XXVIII.7 How Roman law was lost in Spain

, par Stewart

Things went differently in Spain. The law of the Visigoths won out, and Roman law lost out. Chaindsuinthus [1] and Recessuinthus [2] banned Roman laws, and did not even permit them to be cited in the tribunals. Recessuinthus was also the author of the law [3] that suppressed the prohibition of marriages between Goths and Romans. It is clear that these two laws had the same spirit : this king wanted to do away with the principal causes of separation between the Goths and the Romans. Now it was thought that nothing separated them more than the prohibition against contracting marriages between them and the permission to live under different laws.

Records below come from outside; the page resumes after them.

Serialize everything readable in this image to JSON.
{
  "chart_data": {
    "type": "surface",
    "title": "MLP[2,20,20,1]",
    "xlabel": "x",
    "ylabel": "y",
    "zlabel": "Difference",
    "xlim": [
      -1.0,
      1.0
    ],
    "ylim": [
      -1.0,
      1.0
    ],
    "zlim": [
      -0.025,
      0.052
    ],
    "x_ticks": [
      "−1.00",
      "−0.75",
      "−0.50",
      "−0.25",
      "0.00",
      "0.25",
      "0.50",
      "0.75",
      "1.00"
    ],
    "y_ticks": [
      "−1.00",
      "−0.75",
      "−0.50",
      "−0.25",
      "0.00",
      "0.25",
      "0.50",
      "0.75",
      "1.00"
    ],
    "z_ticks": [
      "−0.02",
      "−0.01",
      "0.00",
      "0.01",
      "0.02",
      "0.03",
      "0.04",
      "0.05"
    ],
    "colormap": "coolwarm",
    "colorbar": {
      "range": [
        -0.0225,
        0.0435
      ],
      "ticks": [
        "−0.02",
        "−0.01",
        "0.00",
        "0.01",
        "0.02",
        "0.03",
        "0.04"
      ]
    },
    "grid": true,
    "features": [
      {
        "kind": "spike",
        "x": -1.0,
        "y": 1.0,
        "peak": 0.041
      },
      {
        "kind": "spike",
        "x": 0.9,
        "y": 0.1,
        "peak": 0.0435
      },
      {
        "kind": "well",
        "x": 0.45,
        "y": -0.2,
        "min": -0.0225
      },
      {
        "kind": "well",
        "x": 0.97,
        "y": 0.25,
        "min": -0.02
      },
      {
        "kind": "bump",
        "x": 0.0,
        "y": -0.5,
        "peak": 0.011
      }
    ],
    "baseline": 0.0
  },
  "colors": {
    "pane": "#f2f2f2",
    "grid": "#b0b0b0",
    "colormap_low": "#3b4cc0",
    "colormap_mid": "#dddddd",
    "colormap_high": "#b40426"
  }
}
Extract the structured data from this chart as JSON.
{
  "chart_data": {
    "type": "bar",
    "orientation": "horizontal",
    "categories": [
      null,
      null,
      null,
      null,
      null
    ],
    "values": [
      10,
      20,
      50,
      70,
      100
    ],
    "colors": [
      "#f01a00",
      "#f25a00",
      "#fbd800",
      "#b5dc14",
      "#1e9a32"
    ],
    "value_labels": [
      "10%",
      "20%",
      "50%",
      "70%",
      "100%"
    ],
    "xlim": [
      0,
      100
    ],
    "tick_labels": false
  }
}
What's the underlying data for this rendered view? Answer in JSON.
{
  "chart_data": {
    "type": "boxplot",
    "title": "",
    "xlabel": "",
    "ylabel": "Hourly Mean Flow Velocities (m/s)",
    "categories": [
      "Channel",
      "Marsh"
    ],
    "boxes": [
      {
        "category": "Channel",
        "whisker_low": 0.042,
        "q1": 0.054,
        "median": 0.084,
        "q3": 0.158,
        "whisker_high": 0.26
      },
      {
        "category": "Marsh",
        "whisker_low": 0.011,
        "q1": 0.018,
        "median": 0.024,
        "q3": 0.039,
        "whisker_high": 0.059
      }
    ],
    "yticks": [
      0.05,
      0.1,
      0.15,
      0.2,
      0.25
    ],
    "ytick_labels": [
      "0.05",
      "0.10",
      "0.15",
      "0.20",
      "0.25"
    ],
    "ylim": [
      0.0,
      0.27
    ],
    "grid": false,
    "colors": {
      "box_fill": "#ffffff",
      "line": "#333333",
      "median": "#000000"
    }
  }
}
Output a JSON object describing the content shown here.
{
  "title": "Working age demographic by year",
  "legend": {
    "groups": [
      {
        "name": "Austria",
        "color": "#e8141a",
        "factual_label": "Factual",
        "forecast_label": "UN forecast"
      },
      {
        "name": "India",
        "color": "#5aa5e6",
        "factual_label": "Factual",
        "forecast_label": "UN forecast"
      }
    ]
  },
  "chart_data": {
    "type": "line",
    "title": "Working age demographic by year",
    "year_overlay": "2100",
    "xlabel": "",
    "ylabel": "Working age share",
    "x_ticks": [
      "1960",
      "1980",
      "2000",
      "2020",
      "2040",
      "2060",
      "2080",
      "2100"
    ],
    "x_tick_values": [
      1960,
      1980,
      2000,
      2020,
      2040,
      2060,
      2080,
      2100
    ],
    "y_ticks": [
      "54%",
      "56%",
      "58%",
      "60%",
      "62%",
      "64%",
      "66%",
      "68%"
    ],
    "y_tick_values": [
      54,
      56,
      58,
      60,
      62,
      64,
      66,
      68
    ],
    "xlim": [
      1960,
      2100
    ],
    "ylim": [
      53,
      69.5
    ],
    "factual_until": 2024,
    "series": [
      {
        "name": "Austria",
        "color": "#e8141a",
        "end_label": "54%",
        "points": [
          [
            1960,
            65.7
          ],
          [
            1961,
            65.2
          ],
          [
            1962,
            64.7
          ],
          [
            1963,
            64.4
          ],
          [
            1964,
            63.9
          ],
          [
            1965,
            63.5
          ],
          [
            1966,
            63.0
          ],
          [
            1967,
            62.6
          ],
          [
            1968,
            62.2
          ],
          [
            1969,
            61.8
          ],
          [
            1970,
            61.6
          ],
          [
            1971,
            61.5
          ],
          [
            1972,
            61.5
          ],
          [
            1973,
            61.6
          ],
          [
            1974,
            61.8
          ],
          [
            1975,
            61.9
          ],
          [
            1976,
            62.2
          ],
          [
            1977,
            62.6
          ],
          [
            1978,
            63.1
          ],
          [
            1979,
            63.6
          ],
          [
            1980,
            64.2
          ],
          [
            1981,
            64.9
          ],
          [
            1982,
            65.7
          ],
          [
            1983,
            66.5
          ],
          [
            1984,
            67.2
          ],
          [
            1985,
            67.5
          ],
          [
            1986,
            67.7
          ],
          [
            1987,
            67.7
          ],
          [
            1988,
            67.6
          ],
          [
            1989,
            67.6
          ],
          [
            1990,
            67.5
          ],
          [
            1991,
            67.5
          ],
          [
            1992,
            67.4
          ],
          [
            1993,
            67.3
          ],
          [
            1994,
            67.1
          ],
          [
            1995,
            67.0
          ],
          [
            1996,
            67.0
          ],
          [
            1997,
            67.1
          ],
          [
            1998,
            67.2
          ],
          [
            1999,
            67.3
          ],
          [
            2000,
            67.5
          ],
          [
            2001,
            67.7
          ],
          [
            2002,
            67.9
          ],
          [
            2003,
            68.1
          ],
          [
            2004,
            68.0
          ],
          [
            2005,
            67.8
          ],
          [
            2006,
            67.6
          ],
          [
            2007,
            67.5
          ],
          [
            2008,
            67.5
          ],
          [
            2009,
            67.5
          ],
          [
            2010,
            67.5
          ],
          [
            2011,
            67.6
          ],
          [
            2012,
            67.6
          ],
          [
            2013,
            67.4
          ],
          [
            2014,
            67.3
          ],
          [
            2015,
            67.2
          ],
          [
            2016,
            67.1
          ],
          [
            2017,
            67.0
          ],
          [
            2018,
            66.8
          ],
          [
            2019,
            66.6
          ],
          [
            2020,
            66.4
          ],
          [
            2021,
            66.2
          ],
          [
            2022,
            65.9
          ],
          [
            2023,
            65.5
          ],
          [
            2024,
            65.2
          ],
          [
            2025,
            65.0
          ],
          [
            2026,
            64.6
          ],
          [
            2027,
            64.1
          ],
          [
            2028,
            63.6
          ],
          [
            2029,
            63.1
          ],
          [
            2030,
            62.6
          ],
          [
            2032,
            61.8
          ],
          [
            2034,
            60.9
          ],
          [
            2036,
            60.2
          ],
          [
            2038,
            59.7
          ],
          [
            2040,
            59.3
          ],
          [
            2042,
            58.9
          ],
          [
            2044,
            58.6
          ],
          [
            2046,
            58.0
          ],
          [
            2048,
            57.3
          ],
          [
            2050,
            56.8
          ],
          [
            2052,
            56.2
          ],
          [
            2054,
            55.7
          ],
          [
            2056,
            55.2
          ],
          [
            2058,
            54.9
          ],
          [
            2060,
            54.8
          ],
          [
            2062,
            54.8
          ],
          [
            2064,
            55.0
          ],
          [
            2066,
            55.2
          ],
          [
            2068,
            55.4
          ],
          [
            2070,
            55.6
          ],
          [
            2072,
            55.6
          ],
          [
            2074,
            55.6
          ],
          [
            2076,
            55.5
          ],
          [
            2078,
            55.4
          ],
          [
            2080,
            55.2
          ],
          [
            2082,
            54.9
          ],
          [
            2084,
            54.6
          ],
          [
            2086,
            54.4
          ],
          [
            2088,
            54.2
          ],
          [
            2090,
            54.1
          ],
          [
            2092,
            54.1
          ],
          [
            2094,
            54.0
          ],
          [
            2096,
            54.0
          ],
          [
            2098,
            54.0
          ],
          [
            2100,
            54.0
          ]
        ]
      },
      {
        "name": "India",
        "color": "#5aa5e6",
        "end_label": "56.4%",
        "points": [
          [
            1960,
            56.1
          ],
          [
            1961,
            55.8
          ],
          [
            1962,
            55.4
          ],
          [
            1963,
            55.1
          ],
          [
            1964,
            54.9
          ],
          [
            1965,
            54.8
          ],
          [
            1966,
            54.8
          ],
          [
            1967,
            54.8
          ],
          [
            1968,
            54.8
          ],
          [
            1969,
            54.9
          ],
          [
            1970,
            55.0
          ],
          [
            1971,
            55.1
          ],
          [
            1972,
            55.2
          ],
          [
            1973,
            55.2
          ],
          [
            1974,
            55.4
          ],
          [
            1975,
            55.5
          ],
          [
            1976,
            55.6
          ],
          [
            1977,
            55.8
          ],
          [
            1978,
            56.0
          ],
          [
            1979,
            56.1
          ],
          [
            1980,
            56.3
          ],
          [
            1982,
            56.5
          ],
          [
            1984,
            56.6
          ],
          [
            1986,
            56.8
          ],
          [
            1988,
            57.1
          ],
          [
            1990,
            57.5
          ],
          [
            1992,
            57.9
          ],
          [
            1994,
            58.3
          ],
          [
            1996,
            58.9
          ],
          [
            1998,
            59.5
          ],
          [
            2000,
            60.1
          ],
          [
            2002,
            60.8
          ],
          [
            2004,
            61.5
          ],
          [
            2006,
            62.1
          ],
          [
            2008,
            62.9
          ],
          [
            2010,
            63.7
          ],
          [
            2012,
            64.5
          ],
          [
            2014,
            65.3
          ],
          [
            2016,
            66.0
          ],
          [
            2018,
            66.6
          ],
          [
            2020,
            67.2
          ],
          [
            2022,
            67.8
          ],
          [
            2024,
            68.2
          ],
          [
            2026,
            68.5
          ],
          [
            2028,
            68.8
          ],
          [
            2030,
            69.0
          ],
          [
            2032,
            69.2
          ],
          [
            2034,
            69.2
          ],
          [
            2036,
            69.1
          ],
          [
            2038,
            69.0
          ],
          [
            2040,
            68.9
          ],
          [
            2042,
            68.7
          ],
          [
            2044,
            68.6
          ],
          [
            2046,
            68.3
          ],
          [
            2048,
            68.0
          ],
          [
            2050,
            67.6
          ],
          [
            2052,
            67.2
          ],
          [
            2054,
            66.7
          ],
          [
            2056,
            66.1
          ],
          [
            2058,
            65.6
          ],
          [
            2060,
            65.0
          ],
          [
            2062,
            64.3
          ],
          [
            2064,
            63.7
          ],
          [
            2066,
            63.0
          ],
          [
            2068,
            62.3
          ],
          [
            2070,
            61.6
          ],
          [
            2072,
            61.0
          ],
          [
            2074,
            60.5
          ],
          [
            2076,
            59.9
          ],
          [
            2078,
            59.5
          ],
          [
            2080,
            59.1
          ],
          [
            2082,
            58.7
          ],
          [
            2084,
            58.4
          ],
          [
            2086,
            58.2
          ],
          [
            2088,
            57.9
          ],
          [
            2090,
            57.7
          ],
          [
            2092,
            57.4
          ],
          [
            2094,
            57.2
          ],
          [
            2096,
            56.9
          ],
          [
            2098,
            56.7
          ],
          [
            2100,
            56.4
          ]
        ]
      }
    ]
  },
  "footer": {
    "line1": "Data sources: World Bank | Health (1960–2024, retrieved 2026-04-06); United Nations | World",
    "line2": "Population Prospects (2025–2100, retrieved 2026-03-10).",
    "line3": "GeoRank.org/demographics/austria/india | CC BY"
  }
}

But though the kings of the Visigoths had banned Roman law, it still subsisted in the domains they possessed in southern Gaul. These lands, distant from the center of the monarchy, lived in considerable independence. We see from the history of Vamba, who ascended the throne in 672, that the natives of the country had assumed the upper hand [4] : thus Roman law had more authority there, and Gothic law less. Spanish laws were suited neither to their manners nor to their current situation ; perhaps the people even clung to Roman law because they attached to it the idea of their liberty. Moreover, the laws of Chaindasuinthus and Recessuinthus contained horrendous provisions against the Jews ; but those Jews were powerful in southern Gaul. The author of the history of king Vamba calls these provinces the Jewish brothel. When the Saracens came into these provinces, they had been called : now who could have called them but the Jews or the Romans ? The Goths were the first oppressed because they were the dominant nation. We see in Procopius that during their calamities they withdrew from Narbonne Gaul into Spain. [5] In this particular misfortune, they doubtless took refuge in the areas of Spain that still could be defended ; and the number of those who, in southern Gaul, lived under the law of the Visigoths was much diminished as a result.

Notes

[1His reign began in 642.

[2We do not wish to be tormented by foreign nor by Roman laws : Law of the Visigoths, book II, tit. 1, §9–10.

[3Ut tam Gotho Romanam quam Romano-Gotham, matrimonio liceat sociari (Lex Visigothorum, book III, tit. 1, ch. i).

[4The revolt of these provinces was a general defection, as seen in the judgment which follows the history. Paulus and his adherents were Romans, they were even favored by the bishops. Vamba dared not put to death the seditious people he had defeated. The author of the history calls Narbonne Gaul the nurse of perfidy.

[5Gothi qui cladi superfuerant, ex Gallia cum uxoribus liberisque egressi, in Hispaniam ad Teudim jam palam tyrannum se receperunt (The Gothic Wars, book 1, ch. xiii).